Hedge Funds Look for Safety in Gold; JP Morgan Owns 60% of US Gold Derivatives

by on February 3, 2014 4:24 am BST

Gold has generally been categorized as a safe-haven asset, where investors head to for safety; and copper has been a play on growth, and a play on China. Now, hedge fund risk appetites are satiated as equities begin to topple on less than expected growth out of China and US corporate earnings. Money managers are beginning to dump the growth play of copper and head to gold as net-long gold positions increased a whopping 40 percent, 60,672 contracts, in the week that ended on January 28, according to data provided by the Commodity Futures Trading Commission (CFTC).

As gold pealed back from technical levels, around $1,265 per ounce, bullish bets increased by 5.5 percent with bear positioning declining 16 percent. What is interesting – thinking back to all those optimistic analysts in 2013 taking about future growth – copper longs fell 62 percent, and shorts increased by the most in 11 weeks.

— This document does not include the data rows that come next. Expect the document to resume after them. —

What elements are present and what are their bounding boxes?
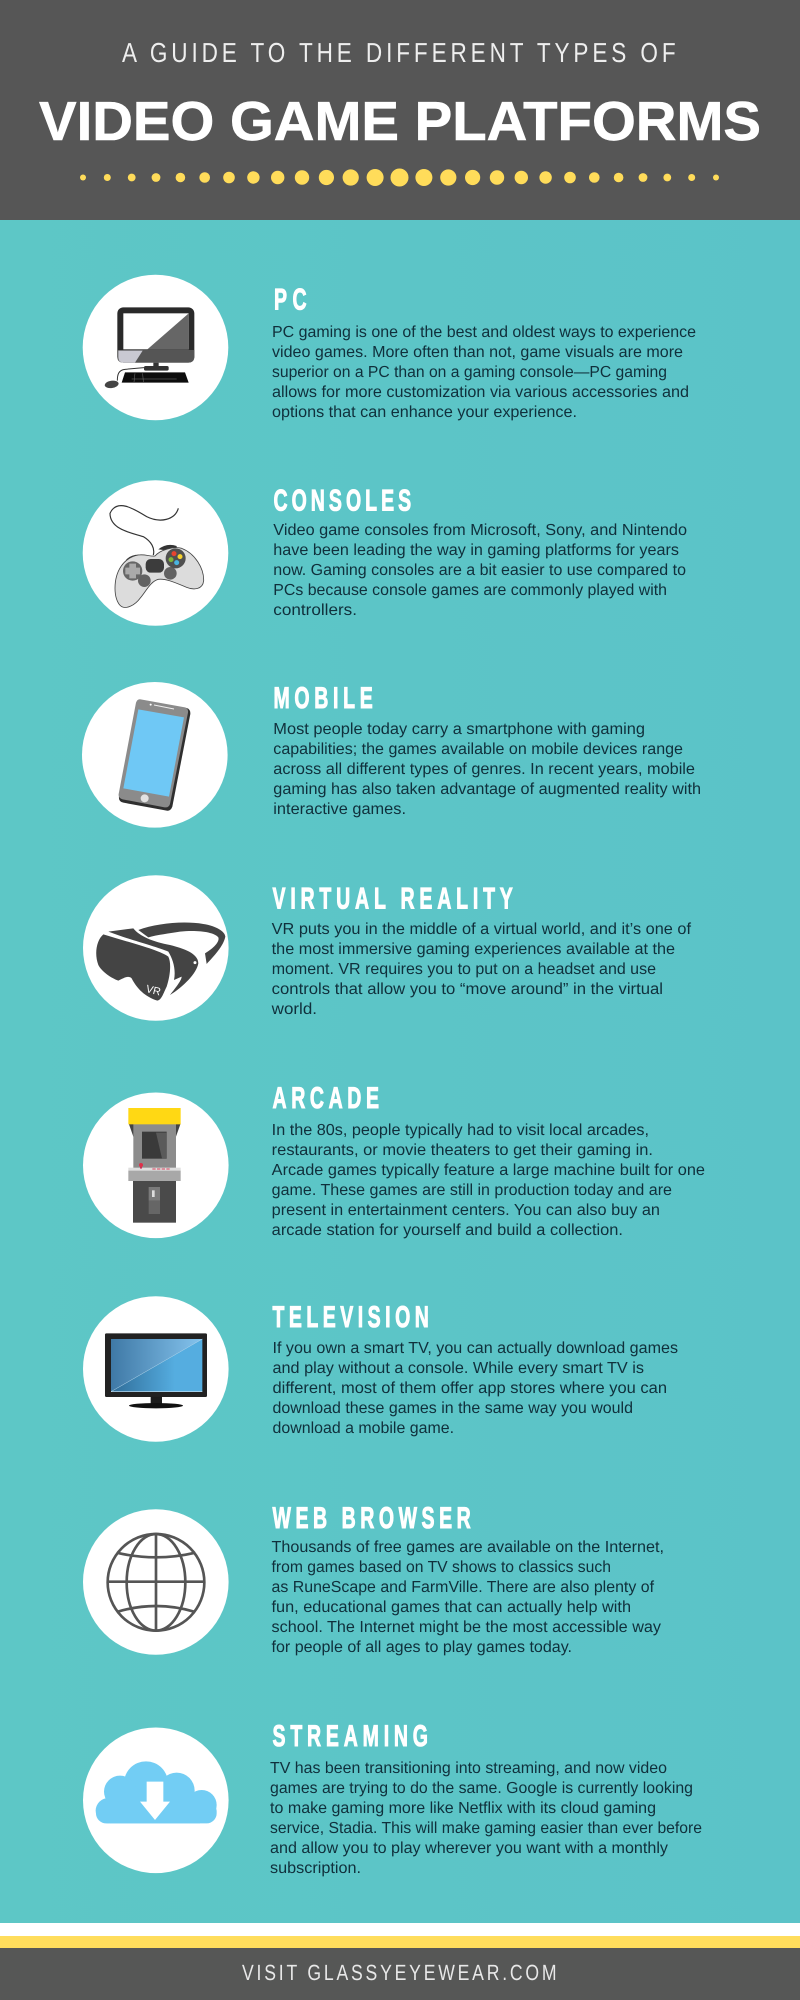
body text: Streaming: subscription. bbox=[270, 1860, 361, 1877]
body text: Web Browser: as RuneScape and FarmVille. There are also plenty of bbox=[272, 1579, 655, 1596]
body text: Mobile: capabilities; the games available on mobile devices range bbox=[273, 741, 683, 758]
body text: Television: and play without a console. While every smart TV is bbox=[272, 1360, 644, 1377]
body text: Streaming bbox=[270, 1760, 702, 1877]
body text: PC bbox=[272, 324, 696, 421]
subtitle: A GUIDE TO THE DIFFERENT TYPES OF bbox=[122, 37, 679, 68]
icon: game controller bbox=[83, 480, 228, 626]
heading: Streaming: STREAMING bbox=[272, 1720, 433, 1753]
heading: Web Browser: WEB BROWSER bbox=[272, 1502, 475, 1535]
title: VIDEO GAME PLATFORMS bbox=[39, 90, 761, 152]
heading: Consoles: CONSOLES bbox=[274, 484, 415, 518]
body text: Streaming: and allow you to play wherever you want with a monthly bbox=[270, 1840, 668, 1857]
icon: cloud download bbox=[83, 1728, 229, 1873]
dotted divider bbox=[80, 168, 719, 186]
panel: Virtual Reality bbox=[83, 875, 692, 1021]
body text: Television bbox=[272, 1340, 678, 1437]
icon: desktop computer bbox=[83, 275, 228, 420]
body text: Arcade: In the 80s, people typically had to visit local arcades, bbox=[272, 1122, 649, 1139]
icon: flat-screen television bbox=[83, 1296, 229, 1442]
body text: Web Browser: fun, educational games that can actually help with bbox=[272, 1599, 631, 1616]
footer link text: VISIT GLASSYEYEWEAR.COM bbox=[242, 1960, 559, 1985]
header banner bbox=[0, 0, 800, 220]
body text: Television: download these games in the same way you would bbox=[272, 1400, 633, 1417]
icon: VR headset: VR bbox=[145, 982, 162, 998]
body text: Arcade: Arcade games typically feature a large machine built for one bbox=[272, 1162, 705, 1179]
heading: Mobile: MOBILE bbox=[274, 682, 377, 715]
body text: Television: download a mobile game. bbox=[272, 1420, 454, 1437]
body text: Mobile: interactive games. bbox=[273, 801, 406, 818]
body text: Web Browser: for people of all ages to play games today. bbox=[272, 1639, 572, 1656]
body text: Arcade bbox=[272, 1122, 705, 1239]
body text: Arcade: arcade station for yourself and build a collection. bbox=[272, 1222, 623, 1239]
body text: Consoles: controllers. bbox=[273, 602, 357, 619]
panel: PC bbox=[83, 275, 696, 421]
body text: Television: If you own a smart TV, you can actually download games bbox=[272, 1340, 678, 1357]
body text: Consoles: PCs because console games are commonly played with bbox=[273, 582, 667, 599]
body text: Virtual Reality: world. bbox=[271, 1001, 317, 1018]
panel: Streaming bbox=[83, 1720, 702, 1877]
body text: PC: superior on a PC than on a gaming console—PC gaming bbox=[272, 364, 667, 381]
body text: Consoles: now. Gaming consoles are a bit easier to use compared to bbox=[273, 562, 686, 579]
heading: Arcade: ARCADE bbox=[272, 1082, 384, 1115]
panel: Consoles bbox=[83, 480, 687, 626]
panel: Web Browser bbox=[83, 1502, 664, 1656]
panel: Mobile bbox=[82, 682, 701, 828]
body text: Virtual Reality: VR puts you in the middle of a virtual world, and it’s one of bbox=[272, 921, 692, 938]
body text: Virtual Reality: the most immersive gaming experiences available at the bbox=[272, 941, 675, 958]
body text: Television: different, most of them offer app stores where you can bbox=[272, 1380, 667, 1397]
body text: Virtual Reality: controls that allow you to “move around” in the virtual bbox=[272, 981, 663, 998]
body text: Consoles: have been leading the way in gaming platforms for years bbox=[273, 542, 679, 559]
body text: Mobile: Most people today carry a smartphone with gaming bbox=[273, 721, 645, 738]
body text: PC: PC gaming is one of the best and oldest ways to experience bbox=[272, 324, 696, 341]
body text: PC: video games. More often than not, game visuals are more bbox=[272, 344, 683, 361]
icon: globe bbox=[83, 1509, 229, 1655]
icon: arcade cabinet bbox=[83, 1092, 229, 1238]
body text: Consoles: Video game consoles from Microsoft, Sony, and Nintendo bbox=[273, 522, 687, 539]
footer bbox=[0, 1923, 800, 2000]
heading: Virtual Reality: VIRTUAL REALITY bbox=[272, 882, 518, 915]
body text: Mobile bbox=[273, 721, 701, 818]
body text: Streaming: to make gaming more like Netflix with its cloud gaming bbox=[270, 1800, 656, 1817]
body text: Mobile: across all different types of genres. In recent years, mobile bbox=[273, 761, 695, 778]
icon: VR headset bbox=[83, 875, 229, 1021]
panel: Arcade bbox=[83, 1082, 705, 1239]
body text: Web Browser: from games based on TV shows to classics such bbox=[272, 1559, 611, 1576]
body text: Arcade: present in entertainment centers. You can also buy an bbox=[272, 1202, 660, 1219]
body text: Virtual Reality: moment. VR requires you to put on a headset and use bbox=[272, 961, 656, 978]
body text: Mobile: gaming has also taken advantage of augmented reality with bbox=[273, 781, 701, 798]
heading: Television: TELEVISION bbox=[272, 1301, 433, 1334]
body text: Streaming: service, Stadia. This will make gaming easier than ever before bbox=[270, 1820, 702, 1837]
body text: Web Browser: school. The Internet might be the most accessible way bbox=[272, 1619, 661, 1636]
body text: PC: options that can enhance your experience. bbox=[272, 404, 577, 421]
body text: Virtual Reality bbox=[271, 921, 692, 1018]
body text: Streaming: games are trying to do the same. Google is currently looking bbox=[270, 1780, 693, 1797]
body text: Arcade: restaurants, or movie theaters to get their gaming in. bbox=[272, 1142, 653, 1159]
icon: smartphone bbox=[82, 682, 228, 828]
panel: Television bbox=[83, 1296, 678, 1442]
body text: Consoles bbox=[273, 522, 687, 619]
body text: Arcade: game. These games are still in production today and are bbox=[272, 1182, 672, 1199]
body text: Web Browser bbox=[272, 1539, 664, 1656]
body text: PC: allows for more customization via various accessories and bbox=[272, 384, 689, 401]
heading: PC: PC bbox=[274, 284, 312, 316]
body text: Streaming: TV has been transitioning into streaming, and now video bbox=[270, 1760, 667, 1777]
body text: Web Browser: Thousands of free games are available on the Internet, bbox=[272, 1539, 664, 1556]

The whole emerging market space has wrecked outlooks as $1.9 trillion has been erased from the value of global equities. “China rules the copper market, and it’s obvious that there are no reasons for this market to move higher as supply is ample, and demand is sluggish,” said Peter Jankovskis, co-CIO of Lisle. “Gold, on the other hand, is seeing some buying given the turmoil in many countries, but what remains to be seen is if the rally can sustain in the face of tapering,” he continued.

It has brought to light, with the help of ZeroHedge, that JP Morgan has cornered the gold market as the master manipulator owned 60 percent of all US gold derivative, $65.4 billion of the notional $108.2 billion market value. Citigroup was runner up with just over $16 billion on their books.

Last time JP Morgan owned the majority of a market was when trader Bruno Iksil, the London Whale and known for extremely large positioning, had an oversize position in  CDX IG 9, a credit default swap index. When his position was known and fundamentals began to change, traders (even some within JP Morgan) began to trade against Iksil, and Iksil’s position ultimately cost JP Morgan over $6 billion in losses.